The Honorary Secretary.. .is informed that necessary instructions have already been issued to the assessing officers to waive the collection of additional tax on the sales of mill cloth during the period from 1st January, 1957 to 17th December, 1957, if the dealers have not collected it from their customers.

8. We shall assume that this communication was based upon Government instructions and that there was an authoritative announcement by the Government that they were willing to waive the collection of additional tax if the dealers had not collected it from their customers. It seems to us that on the facts before the Tribunal, there can be no dispute that these dealers had in fact collected tax from their customers. That a collection amounting to 8 per cent, of the sale value in each case was in fact made by the dealers is not denied by Mr. Kesava Aiyangar. What he claims is that this was not collected as a tax but only as ' 'contingent liability'. What contingency this collection was intended to meet, Mr. Kesava Aiyangar discreetly declines to disclose. The inference from the circumstances surrounding the collection is irresistible that it was a collection made only to cover the demand of 8 per cent. of the additional sales tax. That is a question of fact upon which all the officers of the department and the Tribunal as well have unanimously concluded that it was a collection of sales tax and nothing else. Assuming for a moment that the Tribunal could give effect to an executive instruction of the Government regarding the waiver of collection of sales tax, it is patent that in the present case the conditions pre-requisite to such waiver do not obtain. The dealer can get the benefit of this waiver only if he had not collected sales tax and that, as we have pointed out, is not the case here.

9. We are in entire agreement with the Tribunal in the view that it took that it was not competent to give effect to the executive instructions. What the Government purported to do was only to waive the collection of the tax. We would certainly make a distinction between a levy under the charging provisions of the Act whereby a dealer becomes liable to pay the tax which the statute imposed and the further proceeding relating to the collection of the tax. The Government order in our opinion does not amount to the grant of an exemption from the levy of the tax. Mr. Kesava Aiyangar concedes that Section 6 of the General Sales Tax Act empowers the Government to make an exemption in respect of any tax payable under the Act. Such exemption can be granted by the Government by notification in the Fort St. George Gazette.

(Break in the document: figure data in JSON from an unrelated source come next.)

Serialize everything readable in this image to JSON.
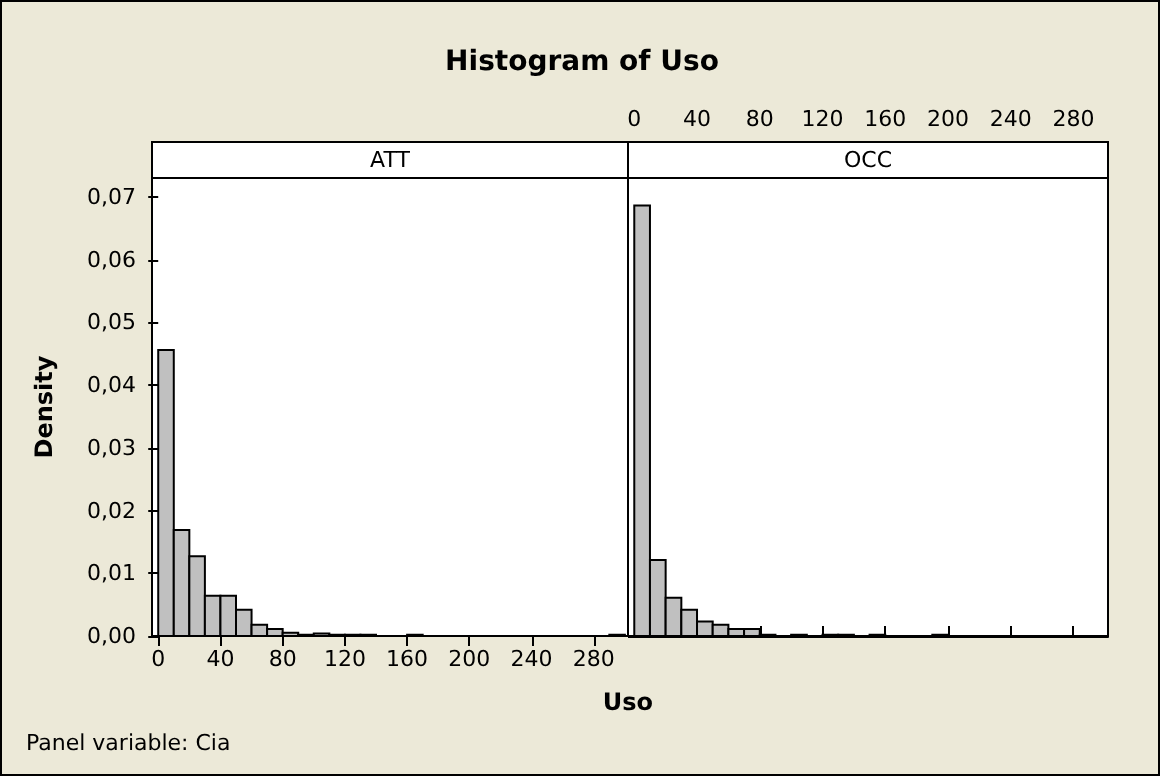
{
  "chart_data": [
    {
      "type": "histogram",
      "title": "Histogram of Uso",
      "subtitle": "ATT",
      "xlabel": "Uso",
      "ylabel": "Density",
      "annotations": [
        "Panel variable: Cia"
      ],
      "color": "#c0c0c0",
      "bins": [
        0,
        10,
        20,
        30,
        40,
        50,
        60,
        70,
        80,
        90,
        100,
        110,
        120,
        130,
        140,
        150,
        160,
        170,
        180,
        190,
        200,
        210,
        220,
        230,
        240,
        250,
        260,
        270,
        280,
        290,
        300
      ],
      "values": [
        0.0456,
        0.0169,
        0.0127,
        0.0064,
        0.0064,
        0.0042,
        0.0018,
        0.0011,
        0.0005,
        0.0002,
        0.0004,
        0.0002,
        0.0002,
        0.0002,
        0,
        0,
        0.0002,
        0,
        0,
        0,
        0,
        0,
        0,
        0,
        0,
        0,
        0,
        0,
        0,
        0.0002
      ],
      "xlim": [
        -4,
        302
      ],
      "xticks": [
        0,
        40,
        80,
        120,
        160,
        200,
        240,
        280
      ],
      "ylim": [
        0,
        0.073
      ],
      "yticks": [
        {
          "value": 0,
          "label": "0,00"
        },
        {
          "value": 0.01,
          "label": "0,01"
        },
        {
          "value": 0.02,
          "label": "0,02"
        },
        {
          "value": 0.03,
          "label": "0,03"
        },
        {
          "value": 0.04,
          "label": "0,04"
        },
        {
          "value": 0.05,
          "label": "0,05"
        },
        {
          "value": 0.06,
          "label": "0,06"
        },
        {
          "value": 0.07,
          "label": "0,07"
        }
      ]
    },
    {
      "type": "histogram",
      "subtitle": "OCC",
      "color": "#c0c0c0",
      "bins": [
        0,
        10,
        20,
        30,
        40,
        50,
        60,
        70,
        80,
        90,
        100,
        110,
        120,
        130,
        140,
        150,
        160,
        170,
        180,
        190,
        200,
        210,
        220,
        230,
        240,
        250,
        260,
        270,
        280,
        290,
        300
      ],
      "values": [
        0.0686,
        0.0121,
        0.0061,
        0.0042,
        0.0023,
        0.0018,
        0.0011,
        0.0011,
        0.0002,
        0,
        0.0002,
        0,
        0.0002,
        0.0002,
        0,
        0.0002,
        0,
        0,
        0,
        0.0002,
        0,
        0,
        0,
        0,
        0,
        0,
        0,
        0,
        0,
        0
      ],
      "xlim": [
        -4,
        302
      ],
      "xticks": [
        0,
        40,
        80,
        120,
        160,
        200,
        240,
        280
      ],
      "ylim": [
        0,
        0.073
      ],
      "tick_labels": "x"
    }
  ]
}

It is not necessary for us to examine the precise manner in which such exemption can take effect. It is sufficient to take note of the fact that an exemption in respect of any tax payable under this Act can be granted by the Government in the exercise of their powers under Section 6 of the Act. The short question then is whether the waiver of collection of the tax in the present case is an exemption in respect of any tax payable under the Act.

10. Mr. Kesava Aiyangar concedes that there was no notification issued by the Government under Section 6 of the Act in this regard. But he wants us to take the view that where the Government exercise a power, a power which is referable to the Act, it must be assumed that that power was so exercised under that authority. That proposition would no doubt be valid if the Government had in fact purported to exercise their undeniable power to grant an exemption from the incidence of the tax liability. What appears to have happened is that the order of the Government left the liability to pay tax unaffected, for the Government only stated that in respect of transactions during a certain period, they would not enforce the collection against a dealer if the dealer had not in fact collected the tax from his customers. That being the narrow extent of the scope of the waiver of the collection by the Government, the liability to tax of the dealer was left unaffected. The Tribunal had jurisdiction only to examine any exemption from liability to tax of a dealer under the provisions of the Act and if it declined to consider and apply the Government order which had been issued under the above-stated circumstances, the Tribunal was, to our minds, correct.

11. The petition fails and is dismissed with costs. Counsel's fee Rs. 100.